My understanding is you only need 33% of the hash power at any given time. Since PoW is only done as part of sending transactions, it probably takes less hash power than you'd think to cause problems.
>Why does everyone repeat that Byzantine consensus requires maximum 33% of participants to be dishonest?
Not 33% of participants, 33% of the hash power, could just be one participant with a pile of GPUs or ASICS or "JINN" chips lol. That's the claim made by the IOTA author, anyway.
Right now it wouldn't surprise me if someone could amass 90+% of IOTA hash power anyway.
Okay but it was more of a general question. I see Hashgraph and others always saying that they need 33% of participants to be honest.
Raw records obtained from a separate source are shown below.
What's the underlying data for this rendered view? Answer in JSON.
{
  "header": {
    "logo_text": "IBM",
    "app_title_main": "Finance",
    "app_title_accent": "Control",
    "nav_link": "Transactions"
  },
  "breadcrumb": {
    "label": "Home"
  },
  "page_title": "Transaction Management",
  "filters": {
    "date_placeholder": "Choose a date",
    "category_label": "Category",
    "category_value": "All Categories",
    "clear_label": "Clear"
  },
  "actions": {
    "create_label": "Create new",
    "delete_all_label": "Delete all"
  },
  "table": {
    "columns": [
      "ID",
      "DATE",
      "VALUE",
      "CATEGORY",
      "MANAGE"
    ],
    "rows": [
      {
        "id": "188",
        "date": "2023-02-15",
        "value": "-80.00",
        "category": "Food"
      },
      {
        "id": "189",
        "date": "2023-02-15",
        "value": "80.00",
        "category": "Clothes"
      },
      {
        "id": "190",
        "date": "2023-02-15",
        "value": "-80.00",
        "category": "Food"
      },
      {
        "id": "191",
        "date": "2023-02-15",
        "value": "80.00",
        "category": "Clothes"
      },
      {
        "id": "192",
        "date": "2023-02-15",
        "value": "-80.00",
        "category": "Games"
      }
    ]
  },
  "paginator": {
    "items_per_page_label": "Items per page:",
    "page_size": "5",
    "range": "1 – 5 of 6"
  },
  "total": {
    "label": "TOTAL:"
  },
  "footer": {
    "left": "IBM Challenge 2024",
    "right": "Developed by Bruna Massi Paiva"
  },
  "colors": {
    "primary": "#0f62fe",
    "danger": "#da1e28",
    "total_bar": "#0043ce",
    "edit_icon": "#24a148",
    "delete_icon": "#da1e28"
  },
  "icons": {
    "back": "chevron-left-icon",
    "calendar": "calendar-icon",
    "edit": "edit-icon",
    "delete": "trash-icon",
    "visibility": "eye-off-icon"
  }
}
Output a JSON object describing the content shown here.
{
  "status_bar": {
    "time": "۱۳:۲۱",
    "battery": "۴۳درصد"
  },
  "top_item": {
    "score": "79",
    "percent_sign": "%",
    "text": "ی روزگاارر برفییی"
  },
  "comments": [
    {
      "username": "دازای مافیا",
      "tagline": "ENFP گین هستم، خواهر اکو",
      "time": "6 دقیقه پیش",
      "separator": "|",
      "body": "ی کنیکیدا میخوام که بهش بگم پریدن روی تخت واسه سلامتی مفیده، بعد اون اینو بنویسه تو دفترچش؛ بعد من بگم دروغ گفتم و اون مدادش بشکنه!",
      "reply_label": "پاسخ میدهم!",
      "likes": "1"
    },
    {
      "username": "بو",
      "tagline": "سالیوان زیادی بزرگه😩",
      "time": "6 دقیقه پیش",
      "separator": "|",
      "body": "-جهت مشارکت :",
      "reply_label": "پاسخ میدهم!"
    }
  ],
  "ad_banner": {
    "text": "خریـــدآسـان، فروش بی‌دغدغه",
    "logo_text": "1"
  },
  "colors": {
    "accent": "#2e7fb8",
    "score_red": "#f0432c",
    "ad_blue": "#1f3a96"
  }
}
But with unforgeable message signatures that limitation doesn't apply.
Virtual Voting in hashgraph requires a 2/3 agreement.
Of course PoW provides some protection against sybil attacks, but the reality is that with enough hashpower the network can be overtaken. (Hence why HashGraph is a closed network.)
First, a paper written three weeks ago of an unproven currency is a bit of stretch.
Second, I didn't say it was necessary to order transactions, I said that is what it is used for, which is correct. You are replying to a point that I didn't make.
If messages cannot be forged, then a consensus could make positive progress with even 99% of participants being dishonest.